Jarrod survived, but his hands were too
damaged to continue as a sculptor, and his face was destroyed.
(However, using the magic of a wax mask, he's able to look exactly
like unburned Vincent Price until the climax.) So, he began
murdering people with faces he liked, covering them with wax, and
using them in his new wax museum, paid for with money taken from the
soon-deceased Burke (natural causes not involved).
Now, it kind of goes without saying
that Jarrod is crazy. He actually has two assistants (Charles
Bronson and Nedrick Young) who could easily produce all the wax
sculptures his museum requires. So, aside from murdering his
partner, most of his actions are just ways of using his own
obsessions to justify moving the plot along. However, that's why
Vincent Price is so great, managing to make every scene entertaining.
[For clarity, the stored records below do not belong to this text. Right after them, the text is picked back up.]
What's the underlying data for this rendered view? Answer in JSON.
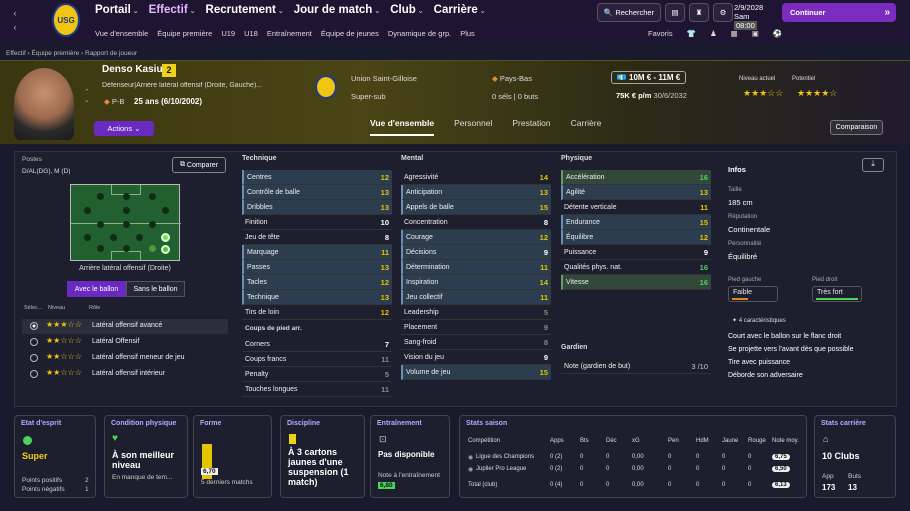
{
  "nav": {
    "menu": [
      "Portail",
      "Effectif",
      "Recrutement",
      "Jour de match",
      "Club",
      "Carrière"
    ],
    "active": "Effectif",
    "submenu": [
      "Vue d'ensemble",
      "Équipe première",
      "U19",
      "U18",
      "Entraînement",
      "Équipe de jeunes",
      "Dynamique de grp.",
      "Plus"
    ],
    "search": "Rechercher",
    "date": "2/9/2028",
    "day": "Sam",
    "time": "08:00",
    "continue": "Continuer",
    "favs": "Favoris",
    "logo": "USG"
  },
  "breadcrumb": "Effectif  ›  Équipe première  ›  Rapport de joueur",
  "player": {
    "name": "Denso Kasius",
    "number": "2",
    "desc": "Défenseur|Arrière latéral offensif (Droite, Gauche)...",
    "pos": "P-B",
    "age": "25 ans (6/10/2002)",
    "actions": "Actions",
    "club": "Union Saint-Gilloise",
    "role": "Super-sub",
    "nation": "Pays-Bas",
    "goals": "0 séls | 0 buts",
    "value": "10M € - 11M €",
    "wage": "75K € p/m",
    "contract": "30/6/2032",
    "level_lbl": "Niveau actuel",
    "pot_lbl": "Potentiel",
    "level_stars": "★★★☆☆",
    "pot_stars": "★★★★☆"
  },
  "tabs": [
    "Vue d'ensemble",
    "Personnel",
    "Prestation",
    "Carrière"
  ],
  "comparaison": "Comparaison",
  "left": {
    "postes": "Postes",
    "postes_val": "D/AL(DG), M (D)",
    "comparer": "Comparer",
    "pitch_label": "Arrière latéral offensif (Droite)",
    "with_ball": "Avec le ballon",
    "without_ball": "Sans le ballon",
    "hdr": [
      "Sélec...",
      "Niveau",
      "Rôle"
    ],
    "roles": [
      {
        "stars": "★★★☆☆",
        "name": "Latéral offensif avancé",
        "sel": true
      },
      {
        "stars": "★★☆☆☆",
        "name": "Latéral Offensif",
        "sel": false
      },
      {
        "stars": "★★☆☆☆",
        "name": "Latéral offensif meneur de jeu",
        "sel": false
      },
      {
        "stars": "★★☆☆☆",
        "name": "Latéral offensif intérieur",
        "sel": false
      }
    ]
  },
  "technique": {
    "title": "Technique",
    "rows": [
      [
        "Centres",
        "12",
        "y"
      ],
      [
        "Contrôle de balle",
        "13",
        "y"
      ],
      [
        "Dribbles",
        "13",
        "y"
      ],
      [
        "Finition",
        "10",
        "w"
      ],
      [
        "Jeu de tête",
        "8",
        "w"
      ],
      [
        "Marquage",
        "11",
        "y"
      ],
      [
        "Passes",
        "13",
        "y"
      ],
      [
        "Tacles",
        "12",
        "y"
      ],
      [
        "Technique",
        "13",
        "y"
      ],
      [
        "Tirs de loin",
        "12",
        "y"
      ]
    ],
    "setpieces_title": "Coups de pied arr.",
    "setpieces": [
      [
        "Corners",
        "7",
        "w"
      ],
      [
        "Coups francs",
        "11",
        "gr"
      ],
      [
        "Penalty",
        "5",
        "gr"
      ],
      [
        "Touches longues",
        "11",
        "gr"
      ]
    ]
  },
  "mental": {
    "title": "Mental",
    "rows": [
      [
        "Agressivité",
        "14",
        "y"
      ],
      [
        "Anticipation",
        "13",
        "y"
      ],
      [
        "Appels de balle",
        "15",
        "y"
      ],
      [
        "Concentration",
        "8",
        "w"
      ],
      [
        "Courage",
        "12",
        "y"
      ],
      [
        "Décisions",
        "9",
        "w"
      ],
      [
        "Détermination",
        "11",
        "y"
      ],
      [
        "Inspiration",
        "14",
        "y"
      ],
      [
        "Jeu collectif",
        "11",
        "y"
      ],
      [
        "Leadership",
        "5",
        "gr"
      ],
      [
        "Placement",
        "9",
        "gr"
      ],
      [
        "Sang-froid",
        "8",
        "gr"
      ],
      [
        "Vision du jeu",
        "9",
        "w"
      ],
      [
        "Volume de jeu",
        "15",
        "y"
      ]
    ]
  },
  "physique": {
    "title": "Physique",
    "rows": [
      [
        "Accélération",
        "16",
        "g"
      ],
      [
        "Agilité",
        "13",
        "y"
      ],
      [
        "Détente verticale",
        "11",
        "y"
      ],
      [
        "Endurance",
        "15",
        "y"
      ],
      [
        "Équilibre",
        "12",
        "y"
      ],
      [
        "Puissance",
        "9",
        "w"
      ],
      [
        "Qualités phys. nat.",
        "16",
        "g"
      ],
      [
        "Vitesse",
        "16",
        "g"
      ]
    ],
    "gardien_title": "Gardien",
    "gardien": [
      [
        "Note (gardien de but)",
        "3 /10"
      ]
    ]
  },
  "info": {
    "title": "Infos",
    "taille_lbl": "Taille",
    "taille": "185 cm",
    "rep_lbl": "Réputation",
    "rep": "Continentale",
    "pers_lbl": "Personnalité",
    "pers": "Équilibré",
    "pg_lbl": "Pied gauche",
    "pg": "Faible",
    "pd_lbl": "Pied droit",
    "pd": "Très fort",
    "car_title": "4 caractéristiques",
    "traits": [
      "Court avec le ballon sur le flanc droit",
      "Se projette vers l'avant dès que possible",
      "Tire avec puissance",
      "Déborde son adversaire"
    ]
  },
  "cards": {
    "esprit": {
      "title": "Etat d'esprit",
      "val": "Super",
      "pp": "Points positifs",
      "pn": "Points négatifs",
      "ppv": "2",
      "pnv": "1"
    },
    "physique": {
      "title": "Condition physique",
      "val": "À son meilleur niveau",
      "sub": "En manque de tem..."
    },
    "forme": {
      "title": "Forme",
      "val": "6,70",
      "sub": "5 derniers matchs"
    },
    "discipline": {
      "title": "Discipline",
      "val": "À 3 cartons jaunes d'une suspension (1 match)"
    },
    "entrainement": {
      "title": "Entraînement",
      "val": "Pas disponible",
      "sub": "Note à l'entraînement",
      "note": "6,80"
    },
    "saison": {
      "title": "Stats saison",
      "headers": [
        "Compétition",
        "Apps",
        "Bts",
        "Déc",
        "xG",
        "Pen",
        "HdM",
        "Jaune",
        "Rouge",
        "Note moy."
      ],
      "rows": [
        [
          "Ligue des Champions",
          "0 (2)",
          "0",
          "0",
          "0,00",
          "0",
          "0",
          "0",
          "0",
          "6,75"
        ],
        [
          "Jupiler Pro League",
          "0 (2)",
          "0",
          "0",
          "0,00",
          "0",
          "0",
          "0",
          "0",
          "6,50"
        ],
        [
          "Total (club)",
          "0 (4)",
          "0",
          "0",
          "0,00",
          "0",
          "0",
          "0",
          "0",
          "6,13"
        ]
      ]
    },
    "carriere": {
      "title": "Stats carrière",
      "val": "10 Clubs",
      "app_lbl": "App",
      "buts_lbl": "Buts",
      "app": "173",
      "buts": "13"
    }
  }
}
He's crazy without being unintelligent. He's arguably an early
Hannibal Lector. If you met him, even knowing what he'd done, you'd
still want him to like you.
The actual protagonists of the film, a
young woman (Phyllis Kirk) who Jarrod wants to turn into Marie
Antoinette, and her boyfriend (Paul Picerni) are extremely bland by
comparison. They're there because... well... someone has to figure
out the secret. I'm not saying there's anything wrong with them.
There are, after all, very few cases in horror in which the
protagonist is more interesting than the villains (the only case I
know of in recent times being You're Next), and you can't
expect them to compete with Vincent Price.
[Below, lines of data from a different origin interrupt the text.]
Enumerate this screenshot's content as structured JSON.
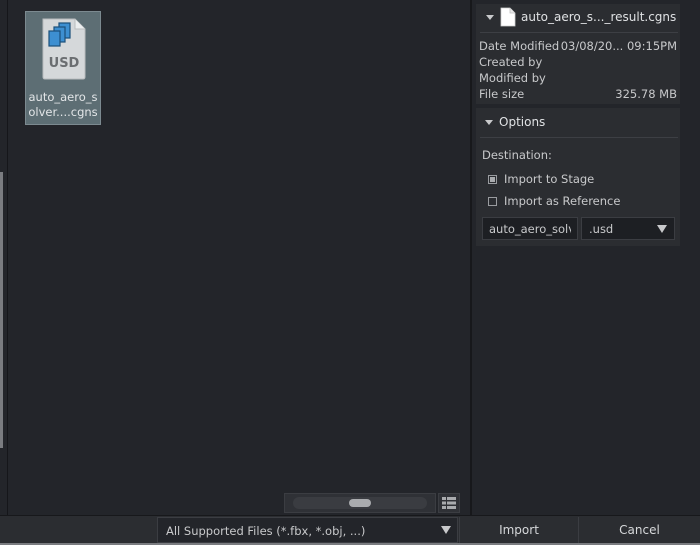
{
  "file_browser": {
    "files": [
      {
        "name": "auto_aero_s\nolver....cgns",
        "icon": "usd-file-icon",
        "icon_label": "USD",
        "selected": true
      }
    ]
  },
  "info_panel": {
    "filename": "auto_aero_s..._result.cgns",
    "fields": [
      {
        "label": "Date Modified",
        "value": "03/08/20... 09:15PM"
      },
      {
        "label": "Created by",
        "value": ""
      },
      {
        "label": "Modified by",
        "value": ""
      },
      {
        "label": "File size",
        "value": "325.78 MB"
      }
    ]
  },
  "options_panel": {
    "title": "Options",
    "destination_label": "Destination:",
    "radios": [
      {
        "label": "Import to Stage",
        "checked": true
      },
      {
        "label": "Import as Reference",
        "checked": false
      }
    ],
    "name_input_value": "auto_aero_solv",
    "extension_value": ".usd"
  },
  "bottom_bar": {
    "filter_label": "All Supported Files (*.fbx, *.obj, ...)",
    "import_label": "Import",
    "cancel_label": "Cancel"
  },
  "colors": {
    "background": "#23252a",
    "panel": "#2b2d31",
    "selected_tile": "#5d6e74",
    "usd_icon_blue": "#3d8fd1"
  }
}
While I kind of doubt a human body
covered in wax would be indistinguishable from a wax sculpture, the
movie sells it. There are numerous scenes depicting people admiring
the macabre nature of the statues. These scenes are morbidly
hilarious, although some of the depictions of women as being unable
to handle the sight come across as rather dated and sexist.
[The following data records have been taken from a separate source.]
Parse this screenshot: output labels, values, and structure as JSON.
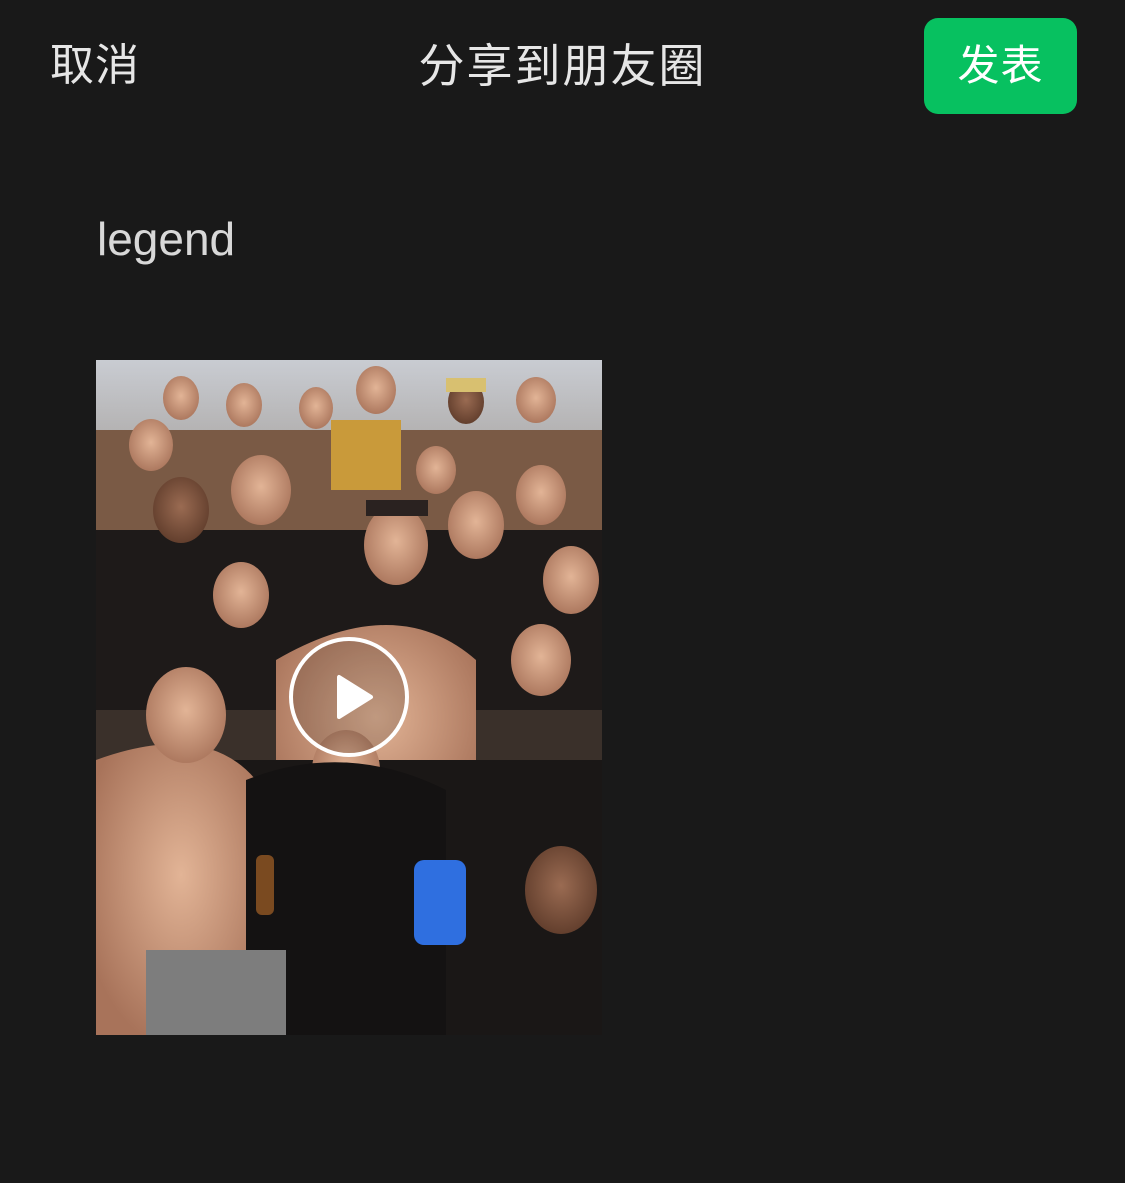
{
  "header": {
    "cancel_label": "取消",
    "title": "分享到朋友圈",
    "publish_label": "发表"
  },
  "post": {
    "caption": "legend"
  },
  "media": {
    "type": "video",
    "play_icon": "play-circle-icon"
  },
  "colors": {
    "background": "#191919",
    "accent": "#07c160",
    "text": "#e6e6e6"
  }
}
The climax is unbelievably rushed. The
police find out the true nature of the wax museum by realizing that
Leon, one of Jarrod's assistants (Young), is a petty criminal
suffering from alcoholism. Apparently he'd had no problem assisting
in murders before, but once the police offer him liquor in the
interrogation room he declares “You've got to stop him before he
kills again!” I'm not sure how intentional the humor of that scene
is, although it's unquestionably the funniest moment of the film. On
the one hand, the line is played as if sincere. But on the other, he
starts pouring himself a drink as soon as the cops are out of the
room, so maybe we're supposed to know he just wanted them gone.
This isn't to say that the film doesn't
make use of its final moments. The heroine bound and struggling
beneath a pot of boiling wax while the police rush to her rescue and
her boyfriend makes a separate rescue attempt. Throw in a near-miss
with a Guillotine, and you have a spectacular ending, following the
first 80 minutes of showmanship and fun.
I will note as well that this movie
seems to represent an early attempt at progressive depictions of
heroines. It uses the role of “investigator” to give the woman
some degree of agency, while still having her get in over her head
and be captured, so that she needs a man to rescue her after she's
discovered the secret. However, I don't think the trope originated
here, since this is precisely Lois Lane's usual role in just about
every Superman story ever written.
This is a movie I fully intend to show
my kids if I ever have any. There's nothing overly bloody or sexual
in it, but it can still give you the creeps. So it's perfect for
younger viewers, scaring them without talking down to them the way RL
Stine does. See this movie, and watch it every Halloween.